Now the house is gone and the apartment is gone. My mother's new apartment is not yet finished, so in the meantime she is shacked up with my grandma. When I go down this weekend, then, I will be stay there with them -- three generations of females under one roof with the piano I get calls about from time to time.

[Phone rings]
ME: Hi Mom!
MOM: Hi sweetie. Grandma's been worrying about the piano again.
ME: Mom, we've talked about this. I can't take the piano.
MOM: I know, I know, but --
ME: No but! We already share a small one-bedroom with two African drums, a bicycle, and a whole arboretum of chairs!*
MOM: I know, I know. ... Are you thinking of maybe buying a bigger place?
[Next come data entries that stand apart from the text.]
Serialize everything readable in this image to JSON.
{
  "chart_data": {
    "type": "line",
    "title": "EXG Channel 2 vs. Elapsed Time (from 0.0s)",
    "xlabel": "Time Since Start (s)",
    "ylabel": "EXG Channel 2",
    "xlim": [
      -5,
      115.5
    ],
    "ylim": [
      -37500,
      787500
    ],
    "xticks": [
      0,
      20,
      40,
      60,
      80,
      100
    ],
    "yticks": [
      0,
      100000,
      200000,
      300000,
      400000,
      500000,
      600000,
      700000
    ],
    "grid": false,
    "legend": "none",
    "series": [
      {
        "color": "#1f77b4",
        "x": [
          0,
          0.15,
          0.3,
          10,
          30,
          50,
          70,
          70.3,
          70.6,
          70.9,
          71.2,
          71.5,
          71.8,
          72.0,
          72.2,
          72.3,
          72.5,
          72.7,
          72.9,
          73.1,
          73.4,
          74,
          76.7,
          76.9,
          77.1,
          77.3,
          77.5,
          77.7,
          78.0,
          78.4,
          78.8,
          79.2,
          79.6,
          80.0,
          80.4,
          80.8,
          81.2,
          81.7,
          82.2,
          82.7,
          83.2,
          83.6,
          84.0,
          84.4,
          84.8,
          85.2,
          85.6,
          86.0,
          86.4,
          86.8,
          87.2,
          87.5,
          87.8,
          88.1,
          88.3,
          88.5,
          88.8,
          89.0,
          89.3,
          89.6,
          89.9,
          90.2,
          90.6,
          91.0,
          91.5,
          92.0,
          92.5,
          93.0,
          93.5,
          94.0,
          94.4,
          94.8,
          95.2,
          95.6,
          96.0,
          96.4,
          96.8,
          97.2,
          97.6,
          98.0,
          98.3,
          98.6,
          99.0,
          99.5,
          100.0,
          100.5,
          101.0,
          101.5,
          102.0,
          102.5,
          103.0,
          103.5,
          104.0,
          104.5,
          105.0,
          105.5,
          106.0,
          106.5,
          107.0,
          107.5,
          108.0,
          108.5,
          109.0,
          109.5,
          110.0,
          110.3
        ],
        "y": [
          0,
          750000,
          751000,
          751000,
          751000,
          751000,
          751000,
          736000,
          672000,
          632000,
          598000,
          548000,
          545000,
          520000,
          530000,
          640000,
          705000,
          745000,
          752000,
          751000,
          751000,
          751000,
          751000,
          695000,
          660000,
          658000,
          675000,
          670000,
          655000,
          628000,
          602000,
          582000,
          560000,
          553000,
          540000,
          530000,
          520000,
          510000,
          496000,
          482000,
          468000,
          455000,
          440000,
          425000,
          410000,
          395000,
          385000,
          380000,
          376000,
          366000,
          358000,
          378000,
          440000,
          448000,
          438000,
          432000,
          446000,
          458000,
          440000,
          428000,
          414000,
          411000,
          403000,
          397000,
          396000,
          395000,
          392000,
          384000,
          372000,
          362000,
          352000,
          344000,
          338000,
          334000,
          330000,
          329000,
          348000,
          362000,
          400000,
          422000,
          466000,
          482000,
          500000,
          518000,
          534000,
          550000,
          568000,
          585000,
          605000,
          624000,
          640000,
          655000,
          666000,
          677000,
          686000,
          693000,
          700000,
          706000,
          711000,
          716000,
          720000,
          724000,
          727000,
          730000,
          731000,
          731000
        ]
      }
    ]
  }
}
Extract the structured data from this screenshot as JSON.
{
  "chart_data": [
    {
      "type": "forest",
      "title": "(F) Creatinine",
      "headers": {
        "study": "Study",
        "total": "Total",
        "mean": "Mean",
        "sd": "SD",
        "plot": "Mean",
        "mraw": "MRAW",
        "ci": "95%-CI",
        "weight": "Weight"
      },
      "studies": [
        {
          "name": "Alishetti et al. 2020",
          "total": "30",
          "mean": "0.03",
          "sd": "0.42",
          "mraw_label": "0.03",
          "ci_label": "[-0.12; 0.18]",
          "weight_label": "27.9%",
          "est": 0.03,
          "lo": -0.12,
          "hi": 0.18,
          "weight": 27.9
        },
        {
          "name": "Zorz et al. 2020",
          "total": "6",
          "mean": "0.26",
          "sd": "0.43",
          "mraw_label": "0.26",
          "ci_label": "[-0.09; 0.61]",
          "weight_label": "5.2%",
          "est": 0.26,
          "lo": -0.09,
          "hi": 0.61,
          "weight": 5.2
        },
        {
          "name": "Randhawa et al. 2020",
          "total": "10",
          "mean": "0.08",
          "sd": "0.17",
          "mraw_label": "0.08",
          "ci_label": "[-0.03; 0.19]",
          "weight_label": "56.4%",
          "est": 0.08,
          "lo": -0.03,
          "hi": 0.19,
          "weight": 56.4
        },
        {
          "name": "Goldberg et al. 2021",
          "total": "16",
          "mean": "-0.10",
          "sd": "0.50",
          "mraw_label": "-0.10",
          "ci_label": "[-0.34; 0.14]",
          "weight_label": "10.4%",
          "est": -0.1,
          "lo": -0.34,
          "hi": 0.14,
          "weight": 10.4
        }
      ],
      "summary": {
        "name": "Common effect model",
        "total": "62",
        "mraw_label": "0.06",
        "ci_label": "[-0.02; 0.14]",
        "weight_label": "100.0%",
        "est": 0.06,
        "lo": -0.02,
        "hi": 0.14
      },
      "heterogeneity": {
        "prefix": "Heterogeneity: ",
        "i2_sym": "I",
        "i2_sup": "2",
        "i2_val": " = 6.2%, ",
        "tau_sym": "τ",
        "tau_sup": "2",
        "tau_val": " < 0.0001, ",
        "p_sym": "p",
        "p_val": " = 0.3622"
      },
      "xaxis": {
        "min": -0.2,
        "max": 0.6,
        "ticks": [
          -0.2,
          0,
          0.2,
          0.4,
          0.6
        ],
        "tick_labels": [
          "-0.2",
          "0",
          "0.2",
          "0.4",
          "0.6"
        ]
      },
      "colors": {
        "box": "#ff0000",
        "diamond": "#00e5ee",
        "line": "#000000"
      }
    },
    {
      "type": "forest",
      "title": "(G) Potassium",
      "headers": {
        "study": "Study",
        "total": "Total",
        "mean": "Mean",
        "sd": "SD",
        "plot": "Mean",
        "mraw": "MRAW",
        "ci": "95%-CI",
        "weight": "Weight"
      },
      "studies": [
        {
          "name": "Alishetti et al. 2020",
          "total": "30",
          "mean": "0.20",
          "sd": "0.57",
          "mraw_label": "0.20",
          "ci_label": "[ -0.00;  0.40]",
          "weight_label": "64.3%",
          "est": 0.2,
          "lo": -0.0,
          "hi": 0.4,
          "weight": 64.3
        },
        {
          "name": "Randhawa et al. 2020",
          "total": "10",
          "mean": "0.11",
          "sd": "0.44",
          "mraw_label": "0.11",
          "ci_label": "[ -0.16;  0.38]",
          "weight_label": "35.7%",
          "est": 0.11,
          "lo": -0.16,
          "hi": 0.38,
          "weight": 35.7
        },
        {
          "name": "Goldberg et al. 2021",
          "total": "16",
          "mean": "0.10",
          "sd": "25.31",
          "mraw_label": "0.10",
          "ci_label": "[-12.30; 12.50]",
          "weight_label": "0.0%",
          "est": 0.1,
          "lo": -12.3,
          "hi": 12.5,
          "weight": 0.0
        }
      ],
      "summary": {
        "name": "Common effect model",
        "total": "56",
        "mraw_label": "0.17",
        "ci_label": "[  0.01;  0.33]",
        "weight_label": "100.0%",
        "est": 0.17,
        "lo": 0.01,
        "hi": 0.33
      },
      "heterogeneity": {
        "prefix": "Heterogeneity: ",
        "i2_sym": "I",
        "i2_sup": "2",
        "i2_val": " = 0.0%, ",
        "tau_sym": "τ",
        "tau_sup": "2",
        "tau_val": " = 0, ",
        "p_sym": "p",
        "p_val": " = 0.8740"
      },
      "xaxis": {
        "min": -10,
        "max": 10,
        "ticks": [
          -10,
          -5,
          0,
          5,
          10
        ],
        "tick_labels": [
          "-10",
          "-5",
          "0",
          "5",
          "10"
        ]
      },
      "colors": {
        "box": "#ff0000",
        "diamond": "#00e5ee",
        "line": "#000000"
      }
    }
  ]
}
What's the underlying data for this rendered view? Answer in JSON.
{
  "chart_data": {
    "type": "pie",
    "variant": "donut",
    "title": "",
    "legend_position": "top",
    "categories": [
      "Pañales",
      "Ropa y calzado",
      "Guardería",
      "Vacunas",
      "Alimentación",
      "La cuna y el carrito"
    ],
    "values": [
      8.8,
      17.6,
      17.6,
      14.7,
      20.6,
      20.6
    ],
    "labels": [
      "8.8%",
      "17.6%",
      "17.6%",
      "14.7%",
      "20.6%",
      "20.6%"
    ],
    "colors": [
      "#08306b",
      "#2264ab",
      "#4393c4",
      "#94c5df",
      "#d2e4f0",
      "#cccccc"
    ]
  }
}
Well, regardless, to DC I go, and I guess "home" is wherever my mom is, unless she moves to Mississippi or Brazil. Oh, dear, they must be very sad in Brazil today. I am happy, however, because I am rooting for the Netherlands and Ghana. (The Netherlands because we had Dutch au pairs growing up; because they have the best airport in Europe; & because it's not their fault Anne Frank died / Ghana because a number of my friends have lived there and not all of them contracted malaria; because the players are handsome; & because of white guilt. If Ghana plays Holland I do not know what I will do.)

When I was watching the end of the game today, an African gentleman approached me and asked who won. "The Netherlands!" I said. He looked at me without understanding. "Holland?" I tried. "The Dutch?" Still nothing. Finally, I said, "Europe. Europe won." And at last he said, "Ah! Okay."

That gentleman is almost as good at sports as I am! I really only know enough to root against countries that harbored Nazis or countries I'm temporarily mad at because I've just read the devastating but extremely well-written British novel, Little Bee.

But perhaps this is obvious. Perhaps you know this about me, that I am bad at sports, the same you already know Mel Gibson is an asshole and Shalom Auslander is adorably neurotic.

*I'm not sure how it happened but in our one-bedroom, we have:

- one arm chair
- one black metal desk chair
- two white table chairs
- two blue smaller arm-chairs
- one wooden fold-up chair
- one huge wooden rocking chair.

There are so many chairs there almost isn't room for people. Still, my friends cried out for a couch, so now, on top of all that seating, there is also a couch.